Looks can be deceiving.
Lincoln School — the oldest elementary campus in Manteca — still has the 1950s architectural look as you drive by on Yosemite Avenue.
But go through the front doors that aren’t the front doors anymore and a distinctive modern and spacious learning environment awaits you.
The main hallway that at one time could have been described as aged, dark and slightly dingy looks like a 21st century space. Flooring was removed allowing the concrete beneath to be polished to create the “industrial look” popular in many cutting edge modern building designs.
The old office that at one time had been expanded into the hallway was removed and converted into a classroom.
Classrooms have been remodeled from floor to ceiling and have new cabinetry and other touches.

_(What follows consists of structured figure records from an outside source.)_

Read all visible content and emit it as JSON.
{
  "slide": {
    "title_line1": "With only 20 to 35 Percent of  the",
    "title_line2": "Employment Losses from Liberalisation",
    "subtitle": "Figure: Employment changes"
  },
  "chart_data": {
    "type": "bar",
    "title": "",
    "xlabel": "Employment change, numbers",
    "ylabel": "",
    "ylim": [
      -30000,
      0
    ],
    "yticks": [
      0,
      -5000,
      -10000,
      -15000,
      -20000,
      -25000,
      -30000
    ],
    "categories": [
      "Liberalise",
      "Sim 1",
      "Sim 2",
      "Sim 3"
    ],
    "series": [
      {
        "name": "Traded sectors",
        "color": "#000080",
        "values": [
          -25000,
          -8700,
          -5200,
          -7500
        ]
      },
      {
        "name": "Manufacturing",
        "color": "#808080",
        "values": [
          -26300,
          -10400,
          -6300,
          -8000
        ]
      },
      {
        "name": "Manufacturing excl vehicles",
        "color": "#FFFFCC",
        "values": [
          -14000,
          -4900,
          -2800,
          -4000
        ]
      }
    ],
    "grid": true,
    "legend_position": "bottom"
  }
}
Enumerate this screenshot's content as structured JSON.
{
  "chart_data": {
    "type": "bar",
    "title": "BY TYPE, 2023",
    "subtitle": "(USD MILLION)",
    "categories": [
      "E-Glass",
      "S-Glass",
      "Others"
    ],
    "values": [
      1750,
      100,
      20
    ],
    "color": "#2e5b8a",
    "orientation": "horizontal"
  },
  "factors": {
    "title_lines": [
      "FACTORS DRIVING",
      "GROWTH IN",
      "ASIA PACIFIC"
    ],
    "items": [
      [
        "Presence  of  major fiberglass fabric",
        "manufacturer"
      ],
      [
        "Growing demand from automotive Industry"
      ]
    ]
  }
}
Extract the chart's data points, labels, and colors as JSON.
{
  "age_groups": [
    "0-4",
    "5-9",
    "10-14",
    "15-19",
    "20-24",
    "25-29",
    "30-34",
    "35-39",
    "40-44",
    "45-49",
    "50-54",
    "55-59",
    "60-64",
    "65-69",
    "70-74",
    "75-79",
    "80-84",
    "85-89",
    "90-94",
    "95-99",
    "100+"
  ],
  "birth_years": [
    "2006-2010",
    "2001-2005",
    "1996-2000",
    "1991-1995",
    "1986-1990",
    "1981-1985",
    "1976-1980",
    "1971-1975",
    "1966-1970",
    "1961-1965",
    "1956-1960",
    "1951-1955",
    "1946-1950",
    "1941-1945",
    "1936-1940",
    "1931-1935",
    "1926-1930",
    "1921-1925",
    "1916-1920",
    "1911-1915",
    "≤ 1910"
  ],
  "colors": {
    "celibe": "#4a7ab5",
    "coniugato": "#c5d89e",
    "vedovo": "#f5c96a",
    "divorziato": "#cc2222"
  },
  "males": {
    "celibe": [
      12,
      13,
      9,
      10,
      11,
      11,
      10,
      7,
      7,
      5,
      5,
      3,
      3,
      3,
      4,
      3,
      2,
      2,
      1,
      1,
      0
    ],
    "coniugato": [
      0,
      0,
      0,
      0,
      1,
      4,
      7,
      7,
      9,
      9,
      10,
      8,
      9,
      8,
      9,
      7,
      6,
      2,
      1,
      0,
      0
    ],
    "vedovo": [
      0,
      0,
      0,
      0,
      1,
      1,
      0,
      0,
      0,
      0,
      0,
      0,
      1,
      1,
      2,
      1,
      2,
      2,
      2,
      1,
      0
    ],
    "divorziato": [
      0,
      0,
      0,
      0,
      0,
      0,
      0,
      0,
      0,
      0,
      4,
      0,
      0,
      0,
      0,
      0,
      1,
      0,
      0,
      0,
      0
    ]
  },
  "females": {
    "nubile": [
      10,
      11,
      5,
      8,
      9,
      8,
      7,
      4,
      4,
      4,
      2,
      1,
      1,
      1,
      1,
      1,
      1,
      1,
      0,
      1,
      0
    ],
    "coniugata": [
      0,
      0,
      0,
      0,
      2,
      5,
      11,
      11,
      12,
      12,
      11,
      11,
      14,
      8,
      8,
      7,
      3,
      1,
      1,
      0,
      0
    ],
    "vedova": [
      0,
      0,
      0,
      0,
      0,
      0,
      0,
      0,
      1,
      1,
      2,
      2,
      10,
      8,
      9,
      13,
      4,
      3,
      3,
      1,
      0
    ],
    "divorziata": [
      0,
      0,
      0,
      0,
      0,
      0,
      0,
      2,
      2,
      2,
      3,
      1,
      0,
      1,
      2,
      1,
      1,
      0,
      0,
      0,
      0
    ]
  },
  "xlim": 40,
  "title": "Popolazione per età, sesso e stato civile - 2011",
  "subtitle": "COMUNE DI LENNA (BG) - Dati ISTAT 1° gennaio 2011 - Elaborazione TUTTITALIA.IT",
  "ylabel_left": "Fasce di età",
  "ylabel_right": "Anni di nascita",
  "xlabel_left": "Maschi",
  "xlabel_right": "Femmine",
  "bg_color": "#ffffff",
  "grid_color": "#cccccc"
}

Manteca Unified Deputy Superintendent Clark Burke noted that wherever conditions called for it walls were removed and wiring and such upgraded.

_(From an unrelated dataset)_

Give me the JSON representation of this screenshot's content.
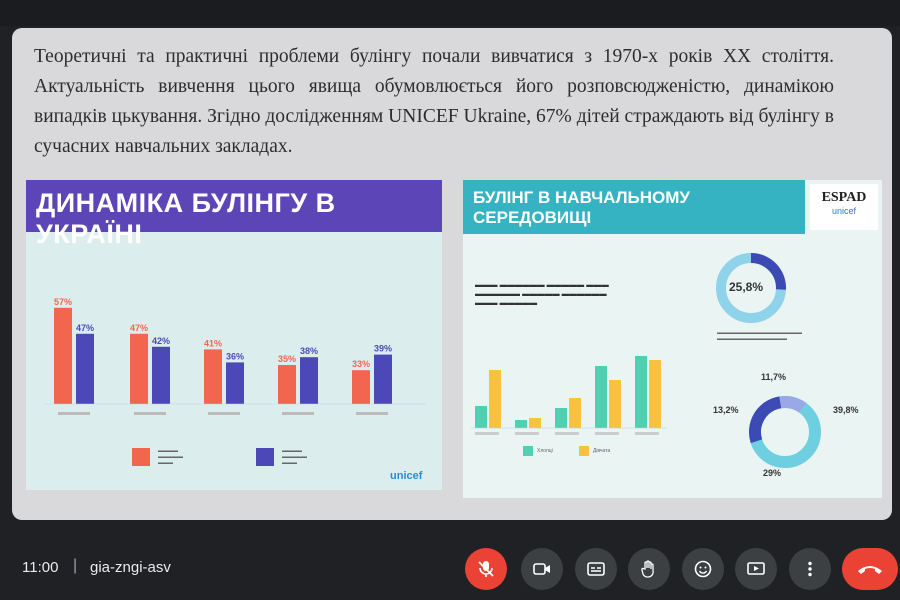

In short many classrooms that were built nearly 70 years ago have been reconfigured into 21st century learning spaces.
And while roughly six months of work remain in the overall Lincoln School modernization being funded from the $159 million Measure G bond, Principal Steve Anderson said staff and students already appreciate the significant improvements that have been made.
Anderson noted students are self-policing things like gum in order to keep the campus clean. Some teachers have opted to use a nearby quad instead of classrooms for the breakfast break. Not only are they taking advantage of the weather and upgrades to the quad, but they are doing it to keep rooms as clean as possible.
“They are showing a lot of pride,” Anderson said.
The bond work has added touches at Lincoln School that have been standard for decades at other Manteca Unified campuses such as kindergartens with their own bathrooms.
Lincoln is getting new classrooms to replace portables that are long past their expected 20-year life and are showing it. Other portables that will continue to be used as classrooms are having needed repairs made. Burke added that some portables originally targeted for removal are being kept at the various campuses such as Lincoln School for auxiliary programs such as Give Every Child a Chance tutoring space and clothes closets.
The biggest change at Lincoln School is the mew multi-purpose room targeted for completion in December along with a new office and expanded drop-off zone.
& security at Lincoln
The school is being reoriented from busy Yosemite Avenue to face Powers Avenue. At the same time on-campus flow patterns are being modified to enhance security and student safety.
The expected advantages of the reorientation include:
uexpanded unloading zones for buses as well as passenger cars.
ueliminating access from Yosemite Avenue for students and parents.
uimproving the safety of students who walk to school.
uenhanced school security since all traffic will be funneled past the new office adjacent to the multi-purpose room and the expanded drop-off zone.
Burke noted that work to allow use of a segment of the new drop-off zone that will ultimately be extended farther south along Powers Avenue as the multi-purpose room is completed was finished the day before students returned to school.
“We have always made it clear this was not just a summer project that bond-related work would need to continue through the school year,” Burke said.
Anderson pointed out that parents understand the situation. Lincoln School, which typically has 80 percent of its students walking to school on any given day, had an even higher number walking the first week as parents heeded the school’s request to do so if possible to reduce congestion issues centering on construction.
The new campus design will make the placement of new security cameras even more effective to further enhance student safety.
Stepped up planning
nears for next wave
of Measure G projects
And while Measure G did not include building classrooms that weren’t replacing portables, the district used every opportunity to repurpose space. At mist campuses having modernization work done it will include using computer labs for other purposes or else redoing space for conventional classrooms from areas such as at Golden West School that were once used for programs such as home economics and woodshop.
Burke said at Lincoln School the district saw the opportunity to use a room that originally housed a boiler and then a more modern heating and air conditioning mechanical system to be converted into a classroom by taking advantage of changing technology that allowed new units to be placed on the roof.
Several teachers Monday marveled at how the air conditioning system now works at Lincoln School.
Burke said heat and air systems are being replaced at campuses where such work is needed.
The Lincoln upgrade includes state-of-the-art thermostats that can be remotely controlled and programmed to maximize energy efficiency.
The five schools selected for the first wave of Measure G bond work costing $56.4 million were among the district’s oldest campuses that had the most rousing health and safety concerns. Besides Lincoln the other elementary campuses where work is now underway are Sequoia, Shasta, Golden West and Sequoia.
District staff is expected to recommend to the school board in the coming months to authorize work to start in earnest on plans for the next wave of projects that will include work at Neil Hafley, French Camp, and George McParland.
District Superintendent Jason Messer noted efforts are being made tot avoid having more than five campuses “torn up” at a time.